I'm working on some libraries for some design patterns I am running into over and over while programming with Spark. One I'm trying to generalize is where you group a Dataset
by some key, then for each group, do some collation, then return the original type, so a simple example would be:
case class Counter(id: String, count: Long)
// Let's say I have some Dataset...
val counters: Dataset[Counter]
// The operation I find myself doing quite often:
import sqlContext.implicits._
counters.groupByKey(_.id)
.reduceGroups((a, b) => Counter(a.id, a.count + b.count))
.map(_._2)
So to generalize this, I add a new type:
trait KeyedData[K <: Product, T <: KeyedData[K, T] with Product] { self T =>
def key: K
def merge(other: T): T
}
Then I change the type definition of Counter
to this:
case class Counter(id: String, count: Long) extends KeyedData[String, Counter] {
override def key: String = id
override def merge(other: Counter): Counter = Counter(id, count + other.count)
}
Then I made the following implicit class to add functionality to a Dataset:
implicit class KeyedDataDatasetWrapper[K <: Product, T <: KeyedData[K, T] with Product](ds: Dataset[T]) {
def collapse(implicit sqlContext: SQLContext): Dataset[T] = {
import sqlContext.implicits._
ds.groupByKey(_.key).reduceGroups(_.merge(_)).map(_._2)
}
}
Everytime time I compile though, I get this:
Unable to find encoder for type stored in a Dataset. Primitive types (Int, String, etc) and Product types (case classes) are supported by importing spark.implicits._ Support for serializing other types will be added in future releases.
[error] ds.groupByKey(_.key).reduceGroups(_.merge(_)).map(_._2)
[error] ^
[error] one error found
Clearly something is not getting recognized as a Product
type, so something must be wrong with my type parameters somewhere, but I'm not sure what.

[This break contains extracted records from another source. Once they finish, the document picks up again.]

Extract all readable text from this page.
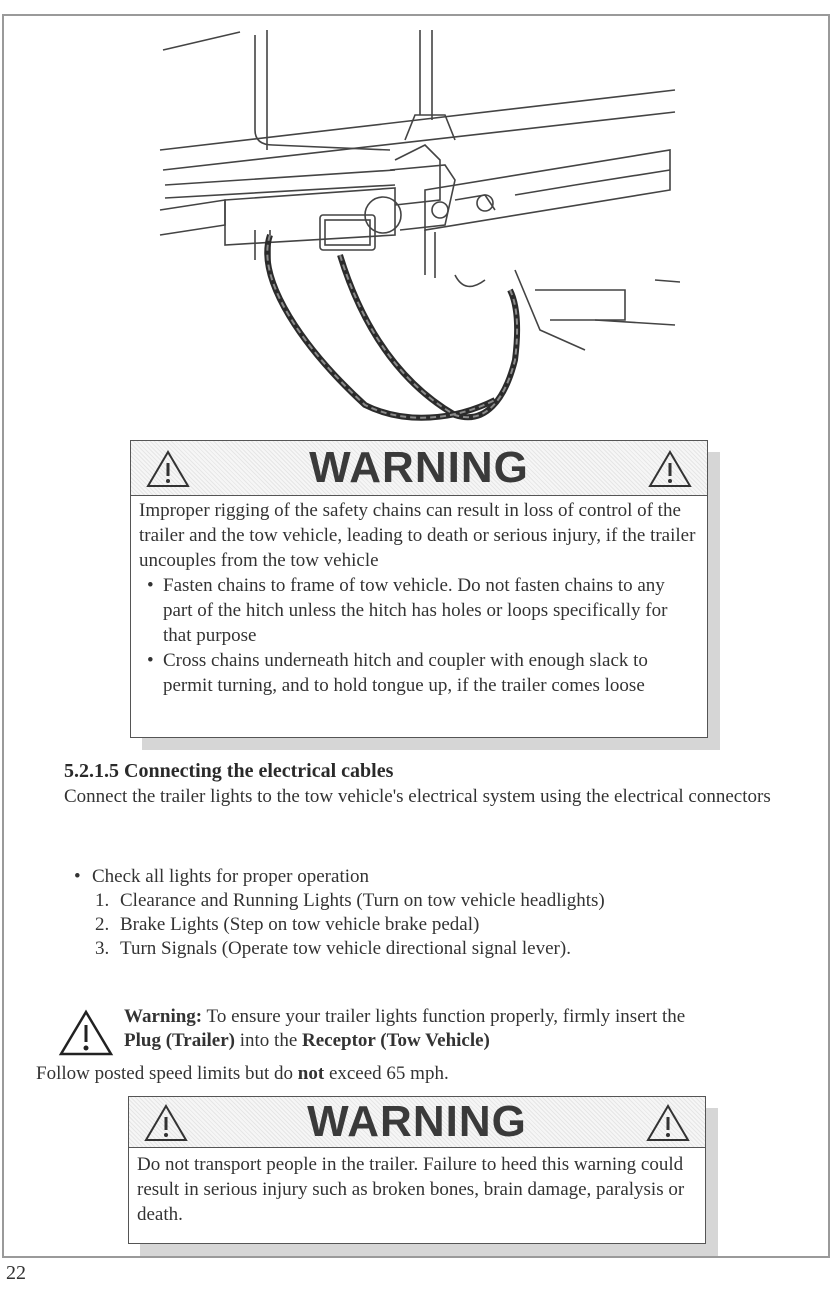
WARNING
Improper rigging of the safety chains can result in loss of control of the trailer and the tow vehicle, leading to death or serious injury, if the trailer uncouples from the tow vehicle
• Fasten chains to frame of tow vehicle. Do not fasten chains to any part of the hitch unless the hitch has holes or loops specifically for that purpose
• Cross chains underneath hitch and coupler with enough slack to permit turning, and to hold tongue up, if the trailer comes loose
5.2.1.5 Connecting the electrical cables
Connect the trailer lights to the tow vehicle's electrical system using the electrical connectors
• Check all lights for proper operation
1. Clearance and Running Lights (Turn on tow vehicle headlights)
2. Brake Lights (Step on tow vehicle brake pedal)
3. Turn Signals (Operate tow vehicle directional signal lever).
Warning: To ensure your trailer lights function properly, firmly insert the
Plug (Trailer) into the Receptor (Tow Vehicle)
Follow posted speed limits but do not exceed 65 mph.
WARNING
Do not transport people in the trailer. Failure to heed this warning could result in serious injury such as broken bones, brain damage, paralysis or death.
22
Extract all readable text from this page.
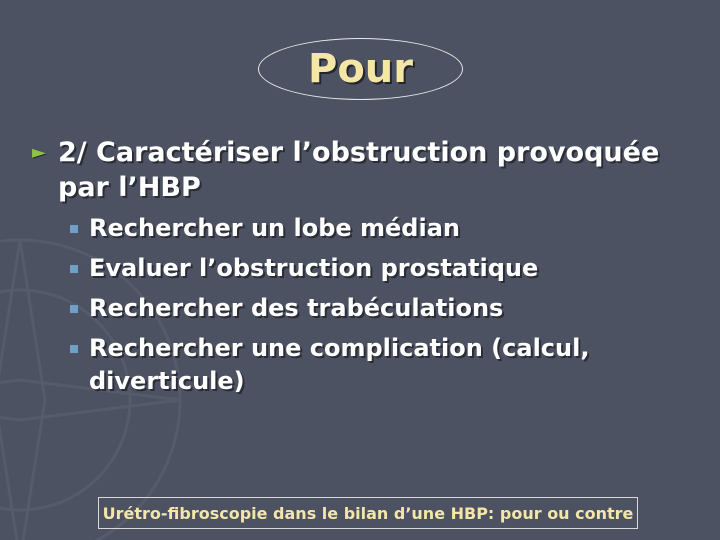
Pour
► 2/ Caractériser l’obstruction provoquée par l’HBP
Rechercher un lobe médian
Evaluer l’obstruction prostatique
Rechercher des trabéculations
Rechercher une complication (calcul, diverticule)
Urétro-fibroscopie dans le bilan d’une HBP: pour ou contre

Any ideas?
UPDATE
I changed my implicit class to the following:
implicit class KeyedDataDatasetWrapper[K <: Product : TypeTag,
T <: KeyedData[K, T] with Product : TypeTag](ds: Dataset[T]) {
def merge(implicit sqlContext: SQLContext): Dataset[T] = {
implicit val encK: Encoder[K] = Encoders.product[K]
implicit val encT: Encoder[T] = Encoders.product[T]
ds.groupByKey(_.key).reduceGroups(_.comb(_)).map(_._2)
}
}
However now when I try and compile this:
val ds: Dataset[Counter] = ...
val merged = ds.merge
I get this compile error now, it seems Dataset[Counter]
is not matching Dataset[T]
in the implicit class definition:
: value merge is not a member of org.apache.spark.sql.Dataset[Counter]
[error] ds.merge
[error] ^